MSZ: My directing approach is very different for every play, partially because I’m different with every play and the moment is different. In 2016, we were producing Nat Turner in Jerusalem on the eve of the 2016 election and it was a very particular moment to be doing a play about how we ended up in this incredibly divided place that we’ve ended up in as a nation which is a lot of what that play was about. For me, The High Ground, one of the ways that it deeply resonates for me is the question of “how do you choose a legacy of love and allowing it to lead you over a legacy of trauma?” The play is about what happens when you get stuck in the loop of historical trauma and you’re unable to process it but it’s also a romance and it’s a love story so partially it’s asking “what kind of telling of this traumatic history could get us unstuck from the trauma loop, and is it possible to hold on to these legacies of love and connection in spite of or in addition to the legacies of trauma and violence?”
SW: Arena Stage is located where history and literature have often converged—where history is literally under one’s feet. A plaque on Pearl Street states that here on April 15, 1848, the abolitionist schooner, The Pearl, with 77 Black people seeking freedom, was returned to Washington harbor. The 1848 event inspired the writing of Uncle Tom’s Cabin in 1852. Any comments on the significance of bringing this story about the Tulsa Race Massacre of 1921 to Arena Stage/Southwest Washington DC?
MSZ: A lot of The High Ground, while it deals with the aftermath dated a century later of the massacre, what it’s really dealing with is gentrification in Tulsa, and there’s a line in the play where one of the characters talks about how the Greenwood District was destroyed by fire in 1921 but it was rebuilt and ultimately the community died not by fire, but by drought. By being drained of resources and by “urban renewal” by having a highway built in the middle of it which is what happened in Southwest DC as well.

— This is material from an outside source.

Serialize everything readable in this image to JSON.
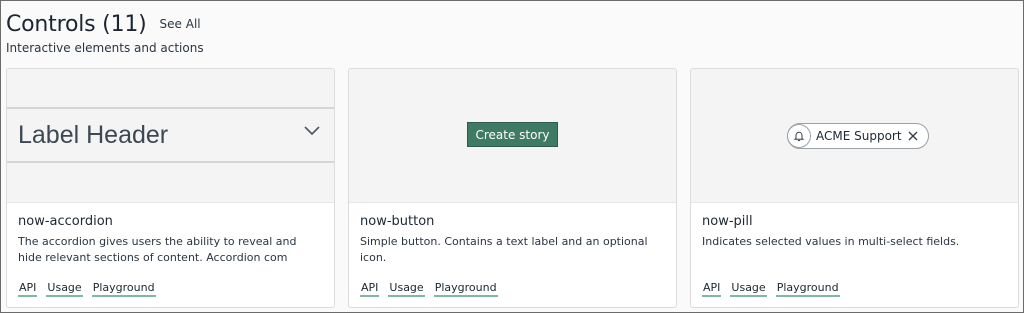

Arena Stage Artistic Director Molly Smith has said many times in relation to this play that one of the reasons she’s really proud to be producing it is that Arena only exists in Southwest because Southwest was the site of one of the worst “urban renewals” in this country. It was home to a thriving Black community that was dispersed around the region and beyond.

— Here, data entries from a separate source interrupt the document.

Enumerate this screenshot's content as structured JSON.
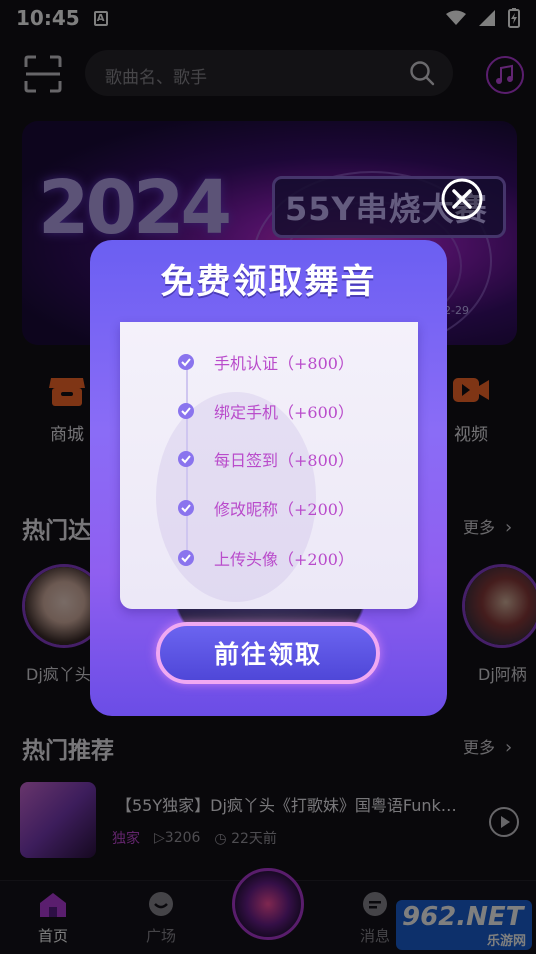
{
  "status_bar": {
    "time": "10:45",
    "app_badge": "A"
  },
  "search": {
    "placeholder": "歌曲名、歌手"
  },
  "banner": {
    "year_art": "2024",
    "sign_text": "55Y串烧大赛",
    "date_fragment": "12-29"
  },
  "categories": [
    {
      "label": "商城",
      "icon": "shop-icon",
      "color": "#ff6a2a"
    },
    {
      "label": "视频",
      "icon": "video-icon",
      "color": "#ff6a2a"
    }
  ],
  "hot_djs": {
    "title": "热门达",
    "more": "更多",
    "names": [
      "Dj疯丫头",
      "Dj阿柄"
    ]
  },
  "recommend": {
    "title": "热门推荐",
    "more": "更多",
    "song": {
      "title": "【55Y独家】Dj疯丫头《打歌妹》国粤语Funk…",
      "tag": "独家",
      "plays": "3206",
      "time": "22天前"
    }
  },
  "tabs": [
    {
      "label": "首页",
      "icon": "home-icon",
      "active": true
    },
    {
      "label": "广场",
      "icon": "chat-icon",
      "active": false
    },
    {
      "label": "消息",
      "icon": "message-icon",
      "active": false
    }
  ],
  "watermark": {
    "big": "962.NET",
    "small": "乐游网"
  },
  "popup": {
    "title": "免费领取舞音",
    "tasks": [
      "手机认证（+800）",
      "绑定手机（+600）",
      "每日签到（+800）",
      "修改昵称（+200）",
      "上传头像（+200）"
    ],
    "cta": "前往领取"
  },
  "colors": {
    "accent": "#b53cdd",
    "popup": "#7a66f2",
    "task_text": "#b94bcb",
    "brand_orange": "#ff6a2a"
  }
}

My family is from here, as well as my wife’s family. My wife grew up on North Capitol Street and she and her family have witnessed the gentrification of this city and the erasure of Black communities really directly, and I think The High Ground almost sometimes feels like it’s about DC because it’s grappling with what it means to resist when the physical evidence of your community has been erased. There has been what one of the character’s called “a sort of plastic surgery on the earth, on the land, on the city” to reinscribe its history, so it takes away not only the telling of the difficult parts of its history like the massacre, but it’s also erasing and denying the incredibly powerful and beautiful parts of the history like the wealth, vibrance and deep roots of the community.

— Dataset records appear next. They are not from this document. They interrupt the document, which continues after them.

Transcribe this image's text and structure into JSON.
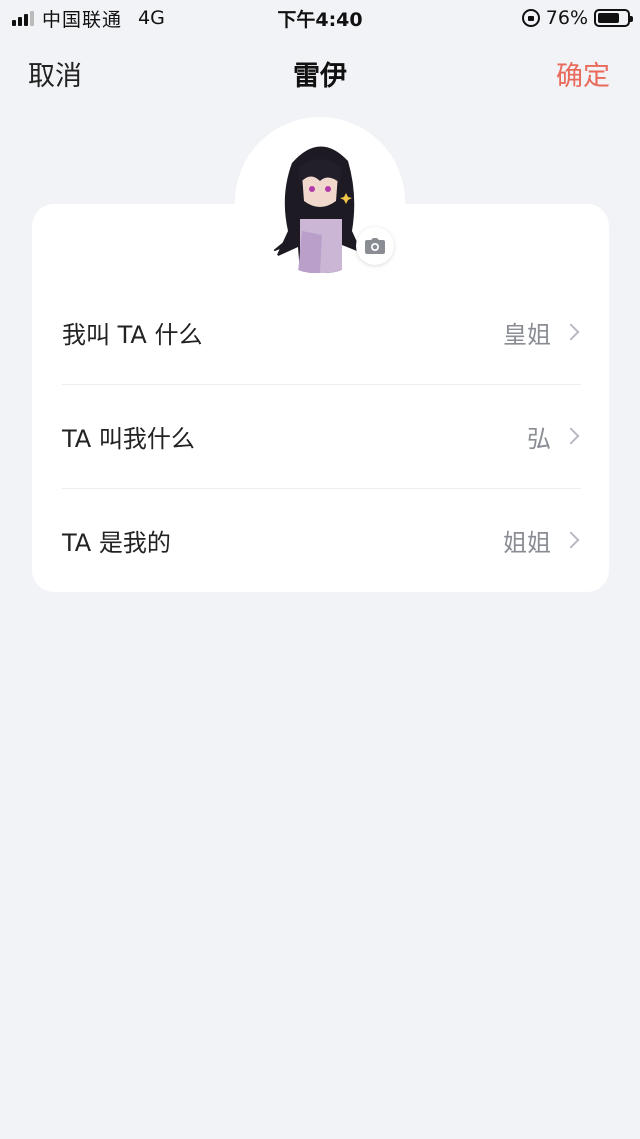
{
  "status_bar": {
    "carrier": "中国联通",
    "network": "4G",
    "time": "下午4:40",
    "battery_percent": "76%",
    "battery_level": 0.76
  },
  "nav": {
    "cancel": "取消",
    "title": "雷伊",
    "confirm": "确定",
    "confirm_color": "#e96a5a"
  },
  "avatar": {
    "icon": "camera-icon"
  },
  "rows": [
    {
      "label": "我叫 TA 什么",
      "value": "皇姐"
    },
    {
      "label": "TA 叫我什么",
      "value": "弘"
    },
    {
      "label": "TA 是我的",
      "value": "姐姐"
    }
  ]
}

So, this play is actually perfect for Southwest, and I can’t imagine a better place for it to be than at Arena, honestly. It’s really been beautifully supported by the team at Arena, it was commissioned by Arena and Molly Smith and her team have just been incredibly supportive of the play and all of its iterations. It’s been rewritten many, many times and each time I feel like it actually gets more resonant and it’s asking a question about how all of us can hold in this tension of not forgetting, not ignoring, not denying, that we have done absolutely terrible, tragic things to each other and that the power of love and connection is more powerful than anything else if we can fight for it.